The lure of the ‘tweaked’ plant. The one that we like because it is bigger, brighter and showier than the original. These ‘improvements’ showcase our home and impress our neighbours, but do they work for the others with whom we share our outdoors space? Bees, butterflies, birds and all creatures which have an ever-shrinking choice of places to call home and make a living in. And whose survival becomes ever more precarious as they try to cope with the stress of pollution, the vagaries of weather and decisions that take no account of their needs.
For some, the effort to find a host plant or enough food to feed their young has just been too hard. In Ontario, native bee species that were widespread are now a rarity. Native wildflowers that once brought colour to rural landscapes are disappearing as even the hedgerows that were their refuge are being grubbed up. The swallows that would line up on the hydro wires at this time of year in anticipation of migration are seldom seen.

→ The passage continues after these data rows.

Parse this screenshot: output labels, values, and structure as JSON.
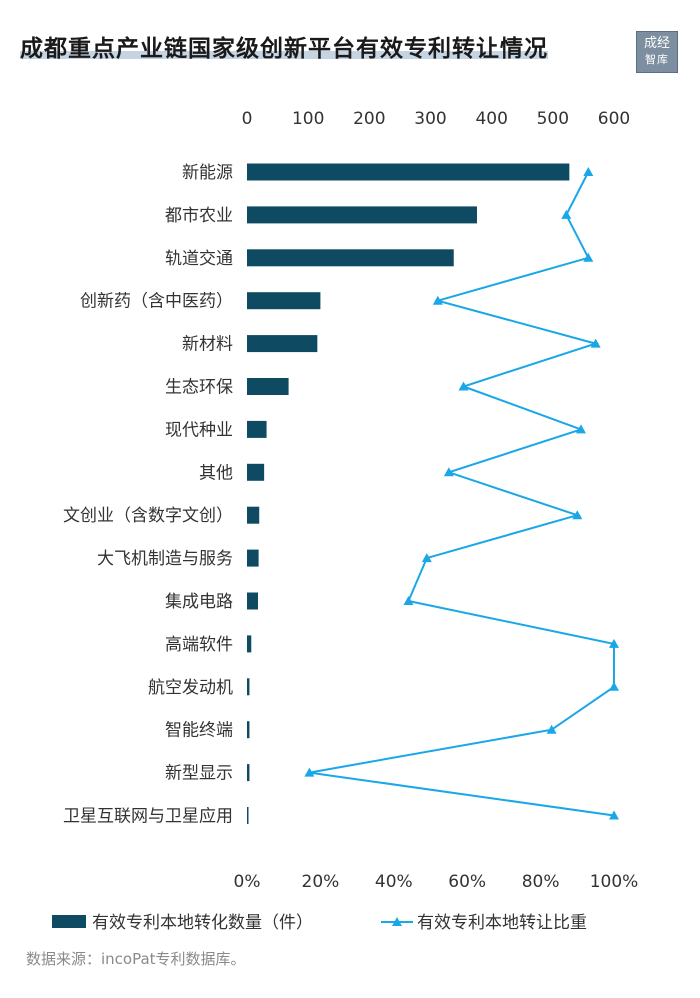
{
  "title": "成都重点产业链国家级创新平台有效专利转让情况",
  "logo": {
    "line1": "成经",
    "line2": "智库"
  },
  "source": "数据来源：incoPat专利数据库。",
  "colors": {
    "bar": "#0f4a63",
    "line": "#1aa7e8",
    "text": "#333333"
  },
  "chart_data": {
    "type": "bar",
    "orientation": "horizontal",
    "categories": [
      "新能源",
      "都市农业",
      "轨道交通",
      "创新药（含中医药）",
      "新材料",
      "生态环保",
      "现代种业",
      "其他",
      "文创业（含数字文创）",
      "大飞机制造与服务",
      "集成电路",
      "高端软件",
      "航空发动机",
      "智能终端",
      "新型显示",
      "卫星互联网与卫星应用"
    ],
    "top_axis": {
      "ticks": [
        "0",
        "100",
        "200",
        "300",
        "400",
        "500",
        "600"
      ],
      "range": [
        0,
        600
      ]
    },
    "bottom_axis": {
      "ticks": [
        "0%",
        "20%",
        "40%",
        "60%",
        "80%",
        "100%"
      ],
      "range": [
        0,
        100
      ]
    },
    "series": [
      {
        "name": "有效专利本地转化数量（件）",
        "type": "bar",
        "axis": "top",
        "values": [
          527,
          376,
          338,
          120,
          115,
          68,
          32,
          28,
          20,
          19,
          18,
          7,
          4,
          4,
          4,
          1
        ]
      },
      {
        "name": "有效专利本地转让比重",
        "type": "line",
        "axis": "bottom",
        "values": [
          93,
          87,
          93,
          52,
          95,
          59,
          91,
          55,
          90,
          49,
          44,
          100,
          100,
          83,
          17,
          100
        ]
      }
    ],
    "grid": false,
    "legend_position": "bottom"
  }
}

Gardeners to the rescue! Be the refuge. A space, no matter how small, if planted to at least 70 per cent native plants, can become a community and contribute ecosystem benefits, and may even provide a vital link to ensure a species’ survival.
So much depends on the choices we make. Gardeners are recognizing this and native plants are newly fashionable. The trend has prompted growers to make the natives that much more alluring by selecting and breeding for the traits that will attract buyers, like variegated foliage, disease resistance or compactness. The result is a cultivar - or “nativar,” as they’ve been called. Do these plants provide the same services (hosting, nutrient content, accessibility of pollen and nectar) as the original “straight species” plant? There isn't a complete answer but in most cases, they don't.